ROGUE ARCHITECT
The American Masters documentary Eero Saarinen: The Architect Who Saw the Future is really two different films spliced together. It’s a hagiography of the modern architect, with photographs and footage of his best-know works. And it’s a conflicted My Architect-type portrait of the man by his eldest son, Eric Saarinen, who narrates the film. Like Louis Kahn, the subject of My Architect, Eero Saarinen left his eldest son and first wife for another woman and started another family. And, like Kahn, he’s ulitmately pardoned by his abandoned son because he’s a genius.
The accomplished cinematorgraphy, that includes dazzling aerial sequences, takes us through the General Motors and John Deere campuses, the Miller House, Ingalls Rink, Kresge Auditorium, Dulles Airport, and the TWA Terminal. These lyrical passages go beyond the iconic, expressionistic, black-and-white Ezra Stoller photographs of the same projects. In addition to seductive views, they give a sense of the buildings’ rich physicality, spatial complexity, and peculiar asymmetries.
Eric Saarinen’s personal account of his father is touching, but holds the film back from exploring more deeply the development and detail of the buildings.
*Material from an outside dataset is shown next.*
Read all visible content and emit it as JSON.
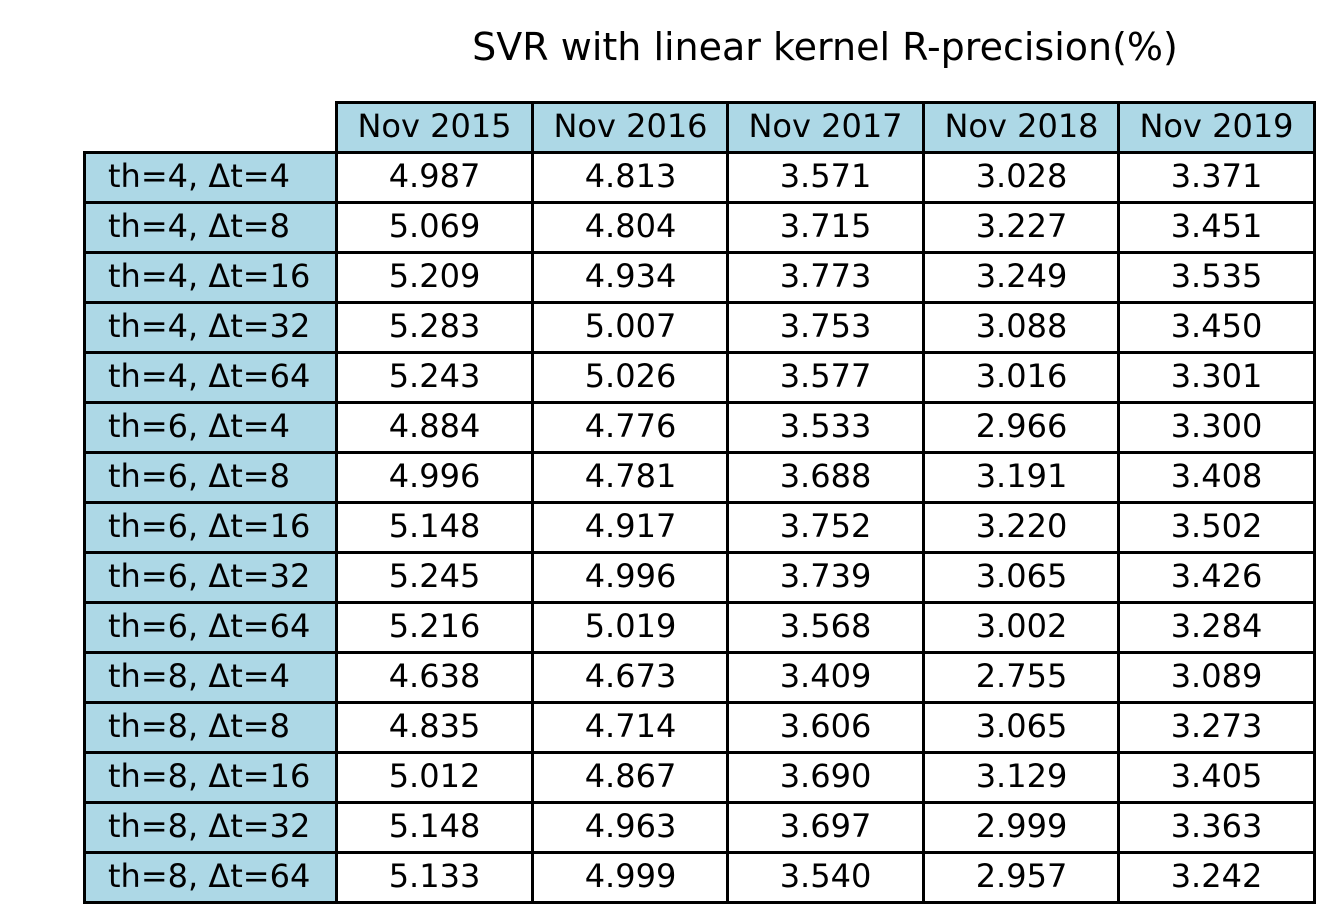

Instead of landmark modern structures, each one is framed as an artifact from the architect’s biography. We learn in considerable detail how the architect falls in love, gets married, has children, meets another woman, leaves his first family, marries again, has another child, and dies at the age of 51. An off-screen narrator even reads to us, pointlessly, from the love letters he wrote to his mistress. In between, we learn about his buildings.
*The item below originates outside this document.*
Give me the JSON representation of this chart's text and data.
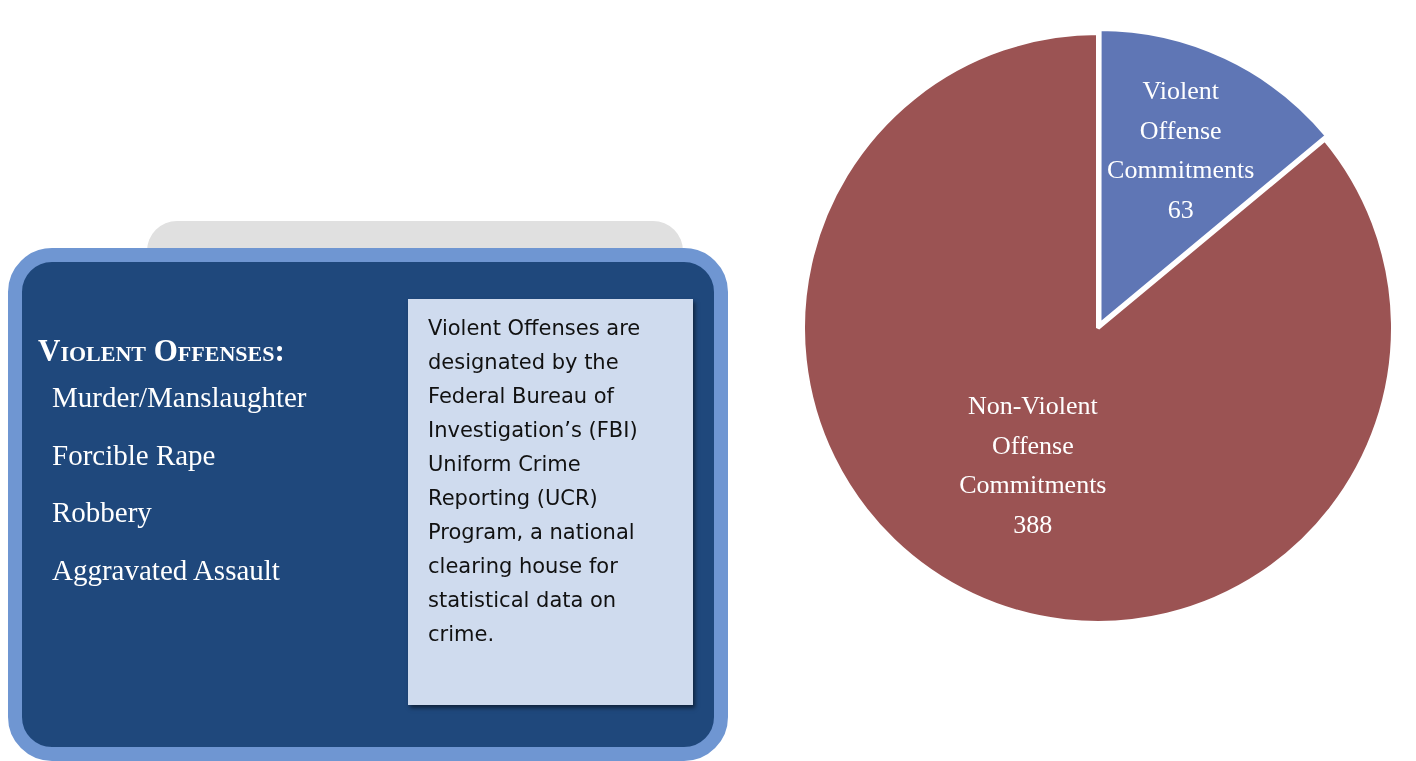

It’s confusing but not terribly surprising that accomplished men behave less-than-heroically in their domestic lives. Eero Saarinen’s personal life was eventful but had no impact on his work. (The only major architect I can think of whose personal life is inseparable from his work is Frank Lloyd Wright.) My favorite image from the film is a black and white photo of the architect lying flat on his stomach inside an enlarged cardboard study model of the TWA Terminal, his legs hanging off the edge of the table. It illustrates clearly his passion for architecture, one that’s both ennobling and humanizing.